Whoa Nelly . . . I'm not implying anything. The quote says what it says. Sin is conscious, deliberate disloyalty to God and an unwillingness to do his will. God doesn't see the sin, he sees the person who is fighting against him. And since God is the only true reality there is, the more a person resists to align him/herself with reality, or God, the less real he/she becomes.
It would appear that the indwelling spirit is unaffected by sin but attempt to adjust the mortal through the recognition of sin to the sinful mortal. Jesus' part is the mercy from the affect of sin, should sin persist in the mortal.
I'm not sure what you're talking about exactly, but the Adjuster most certainly suffers from our sins and evil thinking. 108:6.2 Through the bestowal of the divine gifts the Father makes the closest possible approach to sin and evil, for it is literally true that the Adjuster must coexist in the mortal mind even in the very midst of human unrighteousness. The indwelling Adjusters are particularly tormented by those thoughts which are purely sordid and selfish; they are distressed by irreverence for that which is beautiful and divine, and they are virtually thwarted in their work by many of man’s foolish animal fears and childish anxieties.

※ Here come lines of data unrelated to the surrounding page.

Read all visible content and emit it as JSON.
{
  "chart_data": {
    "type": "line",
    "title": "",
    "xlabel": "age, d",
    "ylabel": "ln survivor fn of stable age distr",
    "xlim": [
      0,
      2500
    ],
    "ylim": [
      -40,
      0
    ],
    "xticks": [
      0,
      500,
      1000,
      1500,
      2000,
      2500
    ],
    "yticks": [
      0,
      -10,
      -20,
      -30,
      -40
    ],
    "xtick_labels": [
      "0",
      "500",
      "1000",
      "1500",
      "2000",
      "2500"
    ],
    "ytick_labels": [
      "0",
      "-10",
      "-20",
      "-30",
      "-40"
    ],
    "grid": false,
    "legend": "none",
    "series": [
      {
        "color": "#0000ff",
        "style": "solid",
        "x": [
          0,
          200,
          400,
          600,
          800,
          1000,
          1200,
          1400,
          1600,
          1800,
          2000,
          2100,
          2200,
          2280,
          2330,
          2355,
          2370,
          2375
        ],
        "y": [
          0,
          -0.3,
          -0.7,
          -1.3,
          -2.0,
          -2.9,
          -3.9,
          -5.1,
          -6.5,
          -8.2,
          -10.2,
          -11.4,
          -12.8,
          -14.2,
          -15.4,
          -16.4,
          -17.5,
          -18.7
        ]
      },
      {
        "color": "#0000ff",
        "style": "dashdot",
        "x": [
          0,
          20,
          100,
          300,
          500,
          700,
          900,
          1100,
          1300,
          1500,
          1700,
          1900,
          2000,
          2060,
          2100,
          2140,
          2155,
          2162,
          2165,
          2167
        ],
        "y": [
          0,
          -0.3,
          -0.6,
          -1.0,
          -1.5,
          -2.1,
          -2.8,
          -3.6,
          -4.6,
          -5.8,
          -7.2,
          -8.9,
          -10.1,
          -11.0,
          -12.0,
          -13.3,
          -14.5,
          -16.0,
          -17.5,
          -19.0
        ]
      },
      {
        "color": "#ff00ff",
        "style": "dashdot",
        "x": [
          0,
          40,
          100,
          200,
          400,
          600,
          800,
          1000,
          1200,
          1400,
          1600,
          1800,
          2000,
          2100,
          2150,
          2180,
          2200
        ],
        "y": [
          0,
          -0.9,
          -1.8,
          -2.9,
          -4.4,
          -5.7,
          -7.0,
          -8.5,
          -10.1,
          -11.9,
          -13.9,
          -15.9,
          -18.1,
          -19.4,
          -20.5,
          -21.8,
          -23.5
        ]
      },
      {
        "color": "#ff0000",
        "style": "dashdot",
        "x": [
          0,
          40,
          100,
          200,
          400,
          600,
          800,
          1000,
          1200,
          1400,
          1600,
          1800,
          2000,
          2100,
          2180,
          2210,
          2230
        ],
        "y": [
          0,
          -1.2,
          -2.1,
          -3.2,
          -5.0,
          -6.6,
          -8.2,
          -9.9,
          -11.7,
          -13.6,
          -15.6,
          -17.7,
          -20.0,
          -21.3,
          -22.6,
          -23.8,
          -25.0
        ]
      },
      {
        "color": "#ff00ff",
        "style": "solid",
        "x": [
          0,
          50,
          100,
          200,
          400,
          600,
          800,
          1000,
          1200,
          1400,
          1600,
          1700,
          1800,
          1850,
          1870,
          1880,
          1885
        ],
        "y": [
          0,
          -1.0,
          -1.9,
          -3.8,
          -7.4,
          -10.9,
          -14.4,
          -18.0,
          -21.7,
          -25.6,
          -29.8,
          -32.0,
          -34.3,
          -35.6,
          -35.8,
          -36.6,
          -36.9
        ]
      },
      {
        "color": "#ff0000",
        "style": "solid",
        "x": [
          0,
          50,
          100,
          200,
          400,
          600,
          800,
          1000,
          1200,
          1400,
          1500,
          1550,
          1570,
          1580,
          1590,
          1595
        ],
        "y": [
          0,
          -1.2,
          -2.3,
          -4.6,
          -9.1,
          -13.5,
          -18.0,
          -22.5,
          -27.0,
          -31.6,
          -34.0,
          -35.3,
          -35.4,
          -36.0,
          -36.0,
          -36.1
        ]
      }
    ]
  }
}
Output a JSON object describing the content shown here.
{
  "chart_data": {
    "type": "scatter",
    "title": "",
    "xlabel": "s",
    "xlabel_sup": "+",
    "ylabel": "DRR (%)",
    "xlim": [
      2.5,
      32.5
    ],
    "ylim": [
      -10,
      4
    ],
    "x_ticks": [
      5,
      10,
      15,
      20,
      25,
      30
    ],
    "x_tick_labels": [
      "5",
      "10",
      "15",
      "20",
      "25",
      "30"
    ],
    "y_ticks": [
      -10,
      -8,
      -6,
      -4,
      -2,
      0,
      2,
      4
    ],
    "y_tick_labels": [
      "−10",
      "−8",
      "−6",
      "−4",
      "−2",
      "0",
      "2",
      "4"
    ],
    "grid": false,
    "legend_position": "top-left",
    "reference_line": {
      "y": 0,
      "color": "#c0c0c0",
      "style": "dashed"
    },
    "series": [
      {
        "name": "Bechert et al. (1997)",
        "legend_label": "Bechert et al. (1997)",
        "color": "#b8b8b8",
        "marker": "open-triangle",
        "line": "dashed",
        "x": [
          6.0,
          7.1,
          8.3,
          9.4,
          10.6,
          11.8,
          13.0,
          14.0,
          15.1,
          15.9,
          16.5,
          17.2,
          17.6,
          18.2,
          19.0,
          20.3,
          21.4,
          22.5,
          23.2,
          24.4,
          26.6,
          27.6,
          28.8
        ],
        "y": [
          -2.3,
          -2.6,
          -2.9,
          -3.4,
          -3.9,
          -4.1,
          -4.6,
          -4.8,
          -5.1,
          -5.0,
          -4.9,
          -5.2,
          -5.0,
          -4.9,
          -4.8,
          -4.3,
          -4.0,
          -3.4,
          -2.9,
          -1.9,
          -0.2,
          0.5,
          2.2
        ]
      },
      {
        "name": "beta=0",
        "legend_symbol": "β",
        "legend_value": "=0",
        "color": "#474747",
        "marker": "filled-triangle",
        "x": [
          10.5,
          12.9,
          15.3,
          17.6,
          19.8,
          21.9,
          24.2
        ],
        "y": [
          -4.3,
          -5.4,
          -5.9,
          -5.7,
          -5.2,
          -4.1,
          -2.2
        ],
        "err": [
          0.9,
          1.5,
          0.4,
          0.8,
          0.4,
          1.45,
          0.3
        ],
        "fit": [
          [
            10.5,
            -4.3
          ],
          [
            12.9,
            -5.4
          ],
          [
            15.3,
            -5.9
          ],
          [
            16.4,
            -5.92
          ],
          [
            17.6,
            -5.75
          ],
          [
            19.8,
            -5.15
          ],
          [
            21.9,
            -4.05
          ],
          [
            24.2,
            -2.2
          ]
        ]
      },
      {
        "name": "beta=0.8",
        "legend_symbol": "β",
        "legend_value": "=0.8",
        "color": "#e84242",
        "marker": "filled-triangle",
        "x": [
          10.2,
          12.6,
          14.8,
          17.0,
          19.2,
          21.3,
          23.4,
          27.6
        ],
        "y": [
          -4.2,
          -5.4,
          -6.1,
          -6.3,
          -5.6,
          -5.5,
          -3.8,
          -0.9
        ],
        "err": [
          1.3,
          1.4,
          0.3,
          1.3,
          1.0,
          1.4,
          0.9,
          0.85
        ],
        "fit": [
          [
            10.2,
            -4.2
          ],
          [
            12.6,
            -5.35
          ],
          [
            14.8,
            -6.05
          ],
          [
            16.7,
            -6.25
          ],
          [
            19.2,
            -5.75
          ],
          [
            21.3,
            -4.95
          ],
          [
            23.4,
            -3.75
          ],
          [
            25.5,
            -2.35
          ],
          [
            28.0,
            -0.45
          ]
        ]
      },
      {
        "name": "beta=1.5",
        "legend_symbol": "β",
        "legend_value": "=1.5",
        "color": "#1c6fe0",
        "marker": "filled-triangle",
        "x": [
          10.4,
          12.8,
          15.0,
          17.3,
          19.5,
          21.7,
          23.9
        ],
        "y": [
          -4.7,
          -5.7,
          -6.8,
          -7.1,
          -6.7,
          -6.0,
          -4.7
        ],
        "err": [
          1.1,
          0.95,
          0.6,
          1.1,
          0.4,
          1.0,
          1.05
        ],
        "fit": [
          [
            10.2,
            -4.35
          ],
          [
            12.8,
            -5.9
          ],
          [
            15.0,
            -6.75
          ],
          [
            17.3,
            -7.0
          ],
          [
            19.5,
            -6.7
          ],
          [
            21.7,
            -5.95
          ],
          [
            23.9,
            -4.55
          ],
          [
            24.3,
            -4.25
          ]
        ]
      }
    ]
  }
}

Mercy comes from God, Jesus is the revelation of God's mercy. But despite a lavish gift of mercy credits, it is possible for a person to become so unreal as to make mercy unattainable. Although God, as a person, has no attitude toward sin because sin is not a person, the law of God does most certainly react to sin.146:2.5 4. There is a basic law of justice in the universe which mercy is powerless to circumvent. The unselfish glories of Paradise are not possible of reception by a thoroughly selfish creature of the realms of time and space. Even the infinite love of God cannot force the salvation of eternal survival upon any mortal creature who does not choose to survive. Mercy has great latitude of bestowal, but, after all, there are mandates of justice which even love combined with mercy cannot effectively abrogate.